Method to avoid this nested for-loop

Question

Is a nested for-loop necessary for this code, or is there a more efficient work-around?

This is a simplified version which searches for successive, overlapping intervals within a data set comprised of 20 random integers from 1 to 1000. It runs through error values of 1-100 to create the intervals by adding/subtracting them from the 20 random integers.

---

Example:

input assuming data frame of size 10 instead of 20:

df = [433, 3, 4, 5, 6, 7, 378, 87, 0, 500]

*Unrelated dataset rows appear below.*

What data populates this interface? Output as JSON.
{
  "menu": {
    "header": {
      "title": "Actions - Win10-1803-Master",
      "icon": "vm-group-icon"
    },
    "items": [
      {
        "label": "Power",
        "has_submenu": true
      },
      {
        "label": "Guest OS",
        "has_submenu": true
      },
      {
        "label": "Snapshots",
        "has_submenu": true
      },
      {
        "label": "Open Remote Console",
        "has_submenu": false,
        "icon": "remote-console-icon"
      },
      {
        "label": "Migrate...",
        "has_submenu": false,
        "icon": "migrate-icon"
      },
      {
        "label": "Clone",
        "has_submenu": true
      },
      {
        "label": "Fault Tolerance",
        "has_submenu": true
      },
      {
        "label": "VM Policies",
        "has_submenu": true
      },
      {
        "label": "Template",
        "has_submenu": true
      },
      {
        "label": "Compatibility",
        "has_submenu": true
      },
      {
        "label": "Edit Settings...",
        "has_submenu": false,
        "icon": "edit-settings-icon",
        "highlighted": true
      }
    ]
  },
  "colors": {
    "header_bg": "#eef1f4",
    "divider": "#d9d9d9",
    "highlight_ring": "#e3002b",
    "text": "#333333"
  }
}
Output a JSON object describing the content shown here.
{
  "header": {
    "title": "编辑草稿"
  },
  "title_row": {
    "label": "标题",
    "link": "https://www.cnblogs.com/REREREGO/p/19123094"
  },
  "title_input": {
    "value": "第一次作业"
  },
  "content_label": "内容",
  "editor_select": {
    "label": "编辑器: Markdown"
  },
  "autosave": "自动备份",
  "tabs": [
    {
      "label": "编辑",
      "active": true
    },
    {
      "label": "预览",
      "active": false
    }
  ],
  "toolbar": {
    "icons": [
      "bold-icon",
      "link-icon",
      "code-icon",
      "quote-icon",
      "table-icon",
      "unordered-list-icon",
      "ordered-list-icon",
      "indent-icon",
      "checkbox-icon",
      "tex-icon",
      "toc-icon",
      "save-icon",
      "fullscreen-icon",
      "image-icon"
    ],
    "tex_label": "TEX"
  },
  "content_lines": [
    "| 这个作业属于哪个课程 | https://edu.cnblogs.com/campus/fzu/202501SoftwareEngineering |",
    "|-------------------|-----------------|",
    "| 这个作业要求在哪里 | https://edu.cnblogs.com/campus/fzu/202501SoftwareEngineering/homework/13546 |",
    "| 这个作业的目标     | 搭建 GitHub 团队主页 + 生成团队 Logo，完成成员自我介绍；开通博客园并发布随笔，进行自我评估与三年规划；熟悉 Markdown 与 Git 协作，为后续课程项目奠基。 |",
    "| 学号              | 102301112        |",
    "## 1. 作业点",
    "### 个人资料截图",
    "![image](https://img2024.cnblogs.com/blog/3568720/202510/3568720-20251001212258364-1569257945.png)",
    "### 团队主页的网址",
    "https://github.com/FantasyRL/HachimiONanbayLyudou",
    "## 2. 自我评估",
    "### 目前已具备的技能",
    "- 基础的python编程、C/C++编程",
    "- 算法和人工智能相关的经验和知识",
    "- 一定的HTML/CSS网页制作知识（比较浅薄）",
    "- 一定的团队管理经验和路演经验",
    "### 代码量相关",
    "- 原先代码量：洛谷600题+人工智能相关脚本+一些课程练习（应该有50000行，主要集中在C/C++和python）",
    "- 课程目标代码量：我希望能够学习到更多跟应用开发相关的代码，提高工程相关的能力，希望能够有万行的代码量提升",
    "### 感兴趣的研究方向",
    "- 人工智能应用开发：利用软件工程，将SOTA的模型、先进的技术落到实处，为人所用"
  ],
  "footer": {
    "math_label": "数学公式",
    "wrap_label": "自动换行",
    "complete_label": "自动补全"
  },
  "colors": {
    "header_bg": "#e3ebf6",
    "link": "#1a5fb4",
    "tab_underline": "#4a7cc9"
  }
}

output for error = 1 in for-loop:

overlaps = {0:[[1, 2, 3, 4, 5]]}

def find_overlap(df, error):
    """
    df: dataframe with random 20 integers from 1-1000
    error: used to create the interval by +/- to each value in the dataframe
    returns: list of list of indexes overlapping
    """

    # add the interval to the dataframe as columns of minimum and maximum
    df["min"] = df["x"] - error
    df["max"] = df["x"] + error

    # overlaps stores lists of indexes that overlap
    overlaps = []

    # fill in data for start
    temporary = [0]
    minimum = df["min"].iloc[0]
    maximum = df["min"].iloc[0]

    # iterates through the dataframe checking for overlap between successive intervals
    for index , row in df.iterrows():
        current_min = row["min"]
        current_max = row["max"]

        # yes overlap
        if (current_min <= maximum) and (current_max >= minimum):
            temporary.append(index)
            if current_min > minimum:
                minimum = current_min
            if current_max < maximum:
                maximum = current_max
            continue

        # no overlap - also check for 5 successive overlaps
        if len(temporary) >= 5:
            overlaps.append(temporary)
        temporary = [index]
        minimum = current_min
        maximum = current_max

    return overlaps



# creates dataframe with 20 random integers from 1 to 1000
df = pd.DataFrame(np.random.randint(1, 1000, 20), columns=["x"])

overlaps = {}
for error in range(0,100):
    lst = find_overlap(df, error)
    if len(lst):
        overlaps[error] = lst

print(overlaps)

Answer 1

So, from what I've understood out of your code... You're looking to:

1. Compute the difference between all values of x.
2. Determine if it's less than error where error ranges from [0, 100).
3. Select all subarrays of size 5.

Assuming my interpretation is correct... You can actually vectorize this and avoid for-loops, like your intuition led you to believe. Ultimately, if my interpretation is incorrect, this should, at least, give you a decent start to creating a vectorized version of your desired code.

Updated Solution (considers 5-tuples)

import numpy as np
import pandas as pd

df = pd.DataFrame(np.random.randint(1, 1000, 20), columns=["x"])

overlaps = {}

for margin in range(0, 100):
    diffs = np.abs(df["x"].values - np.roll(df["x"], margin))
    # np.convolve is analogous to a sliding window sum
    quint = np.convolve(diffs == margin, np.ones(5), "valid")
    index = np.nonzero(quint == 5)[0]
    if index.size > 0:
        overlaps[margin] = [list(range(i, i + 5)) for i in index]

---

Original Solution (doesn't consider 5-tuples)

import numpy as np
import pandas as pd

df = pd.DataFrame(np.random.randint(1, 1000, 20), columns=["x"])

overlaps = {}

for margin in range(0, 100):
    diffs = np.abs(df["x"].values - np.roll(df["x"], margin))
    index = np.nonzero(diff == margin)[0]
    if idx.size > 0:
        overlaps[margin] = idx

---

In case you're unfamiliar with numpy, .size gives you the total size of the ndarray. (So a 3D array with shapes (10, 20, 30) has a size of 6000.)